Somewhere in Spain, November '82 (c) PSL

Somewhere in Spain, November '82 (c) PSL

I often forget how thin the line is between joy and sadness—in the end, if you are feeling, you are open to feeling both sides of an emotion. I suppose that’s why people often cry at weddings—and laugh at entirely the wrong time.

Yes, I am more prone to the second reaction. Too often I see more than one side of a situation. In the late 80s I worked in a company located in a suburban office park. Our desks (pre-cubicles!) sat in the open next to a bank of windows. One day the building manager rushed in and announced, “Don’t be alarmed, but there’s a maniac (running) loose with an Uzi.”

I couldn’t stifle my laughter.

He turned to me, frowning, and said, “Young lady, this is a serious situation.”

You can imagine that I had an even harder time not reacting to that one. I either needed to laugh—or hide under my desk. If some highly armed lunatic wanted to shoot at us through the windows, we’d be sitting ducks. What’s not to be alarmed about that situation? Not only was I worried about those of us at work, but also about the at-home families I knew in the surrounding neighborhood.

Sadly, somewhere in a quiet development on a blue-skied, sunny day, the man did harm someone before his life ended in violence. Life is full of juxtapositions between what is good and not so good.

Sunday as we drove through Kansas, somewhere around the “herd” of wind turbines whose blades turned in the air, Christiana was laughing. She was driving and joking with her father while I sat in the seat behind them. I was drinking in the pure joy of her laughter when, without warning, I remembered all those days when she did not laugh.

That’s when the tears started slipping down my cheeks. I realize it had been an intense weekend due to seeing my mother so changed, but I didn’t expect to feel sad about something that made me feel so happy for my daughter. I guess I was crying for the normal days we didn’t get to have—and for so much more that I wish neither she nor anyone else in our family had had to experience.

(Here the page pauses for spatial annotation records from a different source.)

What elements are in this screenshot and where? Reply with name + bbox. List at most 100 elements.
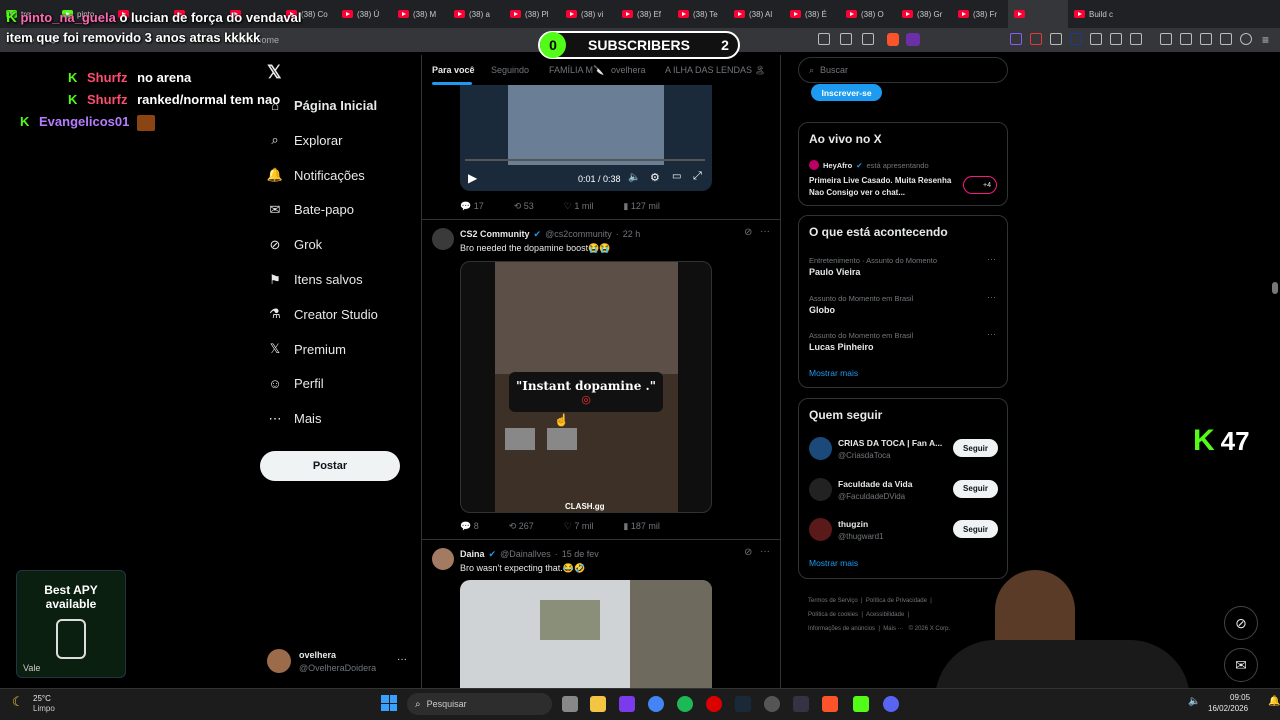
subscribe-button[interactable]: Inscrever-se <box>811 84 882 101</box>
repost-count[interactable]: ⟲ 267 <box>509 521 534 532</box>
avatar[interactable] <box>432 228 454 250</box>
more-icon[interactable]: ··· <box>987 254 996 264</box>
author-name[interactable]: CS2 Community <box>460 229 530 240</box>
post-time[interactable]: 15 de fev <box>562 549 599 560</box>
fullscreen-icon[interactable]: ⤢ <box>693 170 702 183</box>
browser-tab[interactable]: (38) Fr <box>952 0 1008 28</box>
post-button[interactable]: Postar <box>260 451 400 481</box>
tab-ovelhera[interactable]: ovelhera <box>611 65 646 75</box>
volume-icon[interactable]: 🔈 <box>628 172 640 183</box>
follow-name[interactable]: thugzin <box>838 519 948 529</box>
browser-tab[interactable]: Build c <box>1068 0 1124 28</box>
author-handle[interactable]: @cs2community <box>545 229 612 240</box>
live-host[interactable]: HeyAfro ✔ está apresentando <box>809 160 929 170</box>
extension-icon[interactable] <box>1010 33 1022 45</box>
view-count[interactable]: ▮ 187 mil <box>623 521 659 532</box>
tab-seguindo[interactable]: Seguindo <box>491 65 529 75</box>
more-icon[interactable]: ··· <box>987 292 996 302</box>
footer-link[interactable]: Acessibilidade <box>866 612 904 618</box>
sidebar-item-mais[interactable]: ⋯ Mais <box>268 411 322 427</box>
follow-button[interactable]: Seguir <box>953 520 998 538</box>
wallet-icon[interactable] <box>1200 33 1212 45</box>
file-explorer-icon[interactable] <box>590 696 606 712</box>
music-icon[interactable] <box>1160 33 1172 45</box>
pip-icon[interactable]: ▭ <box>672 171 681 182</box>
trend-item[interactable]: Entretenimento · Assunto do Momento Paulo… <box>809 256 937 277</box>
avatar[interactable] <box>809 518 832 541</box>
tab-ilha-das-lendas[interactable]: A ILHA DAS LENDAS 🏝 <box>665 65 766 76</box>
more-icon[interactable]: ··· <box>987 329 996 339</box>
brave-shield-icon[interactable] <box>887 33 899 46</box>
follow-name[interactable]: CRIAS DA TOCA | Fan A... <box>838 438 948 448</box>
sidebar-item-itens-salvos[interactable]: ⚑ Itens salvos <box>268 272 362 288</box>
extension-icon[interactable] <box>1030 33 1042 45</box>
like-count[interactable]: ♡ 1 mil <box>564 201 594 212</box>
show-more-link[interactable]: Mostrar mais <box>809 558 858 568</box>
cast-icon[interactable] <box>840 33 852 45</box>
screenshot-icon[interactable] <box>1130 33 1142 45</box>
menu-icon[interactable]: ≡ <box>1262 33 1269 47</box>
brave-icon[interactable] <box>822 696 838 712</box>
steam-icon[interactable] <box>735 696 751 712</box>
post-video[interactable]: "Instant dopamine ." ◎ CLASH.gg <box>460 261 712 513</box>
sidebar-item-explorar[interactable]: ⌕ Explorar <box>268 132 342 148</box>
browser-tab[interactable]: (38) Ef <box>616 0 672 28</box>
share-icon[interactable] <box>862 33 874 45</box>
avatar[interactable] <box>432 548 454 570</box>
taskbar-search[interactable]: ⌕ Pesquisar <box>407 693 552 715</box>
temperature[interactable]: 25°C <box>33 694 51 703</box>
footer-link[interactable]: Mais ··· <box>883 626 903 632</box>
video-player[interactable]: ▶ 0:01 / 0:38 🔈 ⚙ ▭ ⤢ <box>460 85 712 191</box>
opera-icon[interactable] <box>706 696 722 712</box>
spotify-icon[interactable] <box>677 696 693 712</box>
app-icon[interactable] <box>764 696 780 712</box>
browser-tab[interactable]: (38) vi <box>560 0 616 28</box>
like-count[interactable]: ♡ 7 mil <box>564 521 594 532</box>
browser-tab[interactable]: (38) Te <box>672 0 728 28</box>
more-icon[interactable]: ··· <box>760 226 770 237</box>
browser-tab[interactable]: (38) M <box>392 0 448 28</box>
repost-count[interactable]: ⟲ 53 <box>514 201 534 212</box>
ad-banner[interactable]: Best APY available Vale <box>16 570 126 678</box>
extension-icon[interactable] <box>1090 33 1102 45</box>
post-video[interactable] <box>460 580 712 688</box>
avatar[interactable] <box>809 437 832 460</box>
account-name[interactable]: ovelhera <box>299 650 336 660</box>
app-icon[interactable] <box>619 696 635 712</box>
search-box[interactable]: ⌕ Buscar <box>798 57 1008 83</box>
browser-tab[interactable]: (38) a <box>448 0 504 28</box>
extension-icon[interactable] <box>1070 33 1082 45</box>
x-logo-icon[interactable]: 𝕏 <box>267 62 282 83</box>
footer-link[interactable]: Política de cookies <box>808 612 858 618</box>
tab-para-voce[interactable]: Para você <box>432 65 475 75</box>
vpn-icon[interactable] <box>1240 33 1252 45</box>
footer-link[interactable]: Política de Privacidade <box>866 598 927 604</box>
live-listeners[interactable]: +4 <box>963 176 997 194</box>
windows-start-icon[interactable] <box>381 695 397 711</box>
sidebar-item-creator-studio[interactable]: ⚗ Creator Studio <box>268 306 378 322</box>
browser-tab[interactable]: (38) Ú <box>336 0 392 28</box>
sidebar-item-grok[interactable]: ⊘ Grok <box>268 237 323 253</box>
clock-time[interactable]: 09:05 <box>1230 693 1250 702</box>
browser-tab[interactable]: (38) Gr <box>896 0 952 28</box>
messages-fab-icon[interactable]: ✉ <box>1224 648 1258 682</box>
sidebar-item-página-inicial[interactable]: ⌂ Página Inicial <box>268 98 377 113</box>
notification-icon[interactable]: 🔔 <box>1268 696 1280 707</box>
browser-tab[interactable]: (38) É <box>784 0 840 28</box>
live-text[interactable]: Primeira Live Casado. Muita Resenha Nao … <box>809 175 959 199</box>
chrome-icon[interactable] <box>648 696 664 712</box>
author-name[interactable]: Daina <box>460 549 485 560</box>
trend-item[interactable]: Assunto do Momento em Brasil Globo <box>809 294 913 315</box>
author-handle[interactable]: @Dainallves <box>500 549 551 560</box>
reply-count[interactable]: 💬 17 <box>460 201 484 212</box>
follow-button[interactable]: Seguir <box>953 439 998 457</box>
reply-count[interactable]: 💬 8 <box>460 521 479 532</box>
scrollbar[interactable] <box>1272 282 1278 294</box>
app-icon[interactable] <box>793 696 809 712</box>
extension-icon[interactable] <box>1050 33 1062 45</box>
play-icon[interactable]: ▶ <box>468 171 477 185</box>
sidebar-item-bate-papo[interactable]: ✉ Bate-papo <box>268 202 354 218</box>
footer-link[interactable]: Informações de anúncios <box>808 626 875 632</box>
follow-button[interactable]: Seguir <box>953 479 998 498</box>
sidebar-item-perfil[interactable]: ☺ Perfil <box>268 376 323 391</box>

I wanted to feel joy for what had been regained, but first I had to acknowledge what had been lost.

So I did the only thing I know how to do well when I am overwhelmed with my emotions—I asked for pencil and paper. And when I am really stumped, I find it best to fence my words into the short and simple (on the surface, only) format of the haiku.

Tears fall on pillow,
squeezed from expectations lost.
Redefine normal.

Trina jumping, 2007, Georgia Pass in Colorado

Trina jumping, 2007, Georgia Pass in Colorado

The good news is that she gets very frustrated with me now when I worry and don’t acknowledge how much she has moved on. She is seventeen and once again believes in possibility. At seventeen, every day is an exercise in redefining normal, no matter who you are and what you are experiencing.

After a long period of mourning the normal I thought we’d have, it’s finally time for me to redefine, again, what normal is. Although thirty years beyond the wonder of seventeen, I can’t argue: there really is no good reason for not embracing a new normal that—thank God—includes laughter, including my own, even if, no doubt, I will occasionally still laugh at all the wrong times.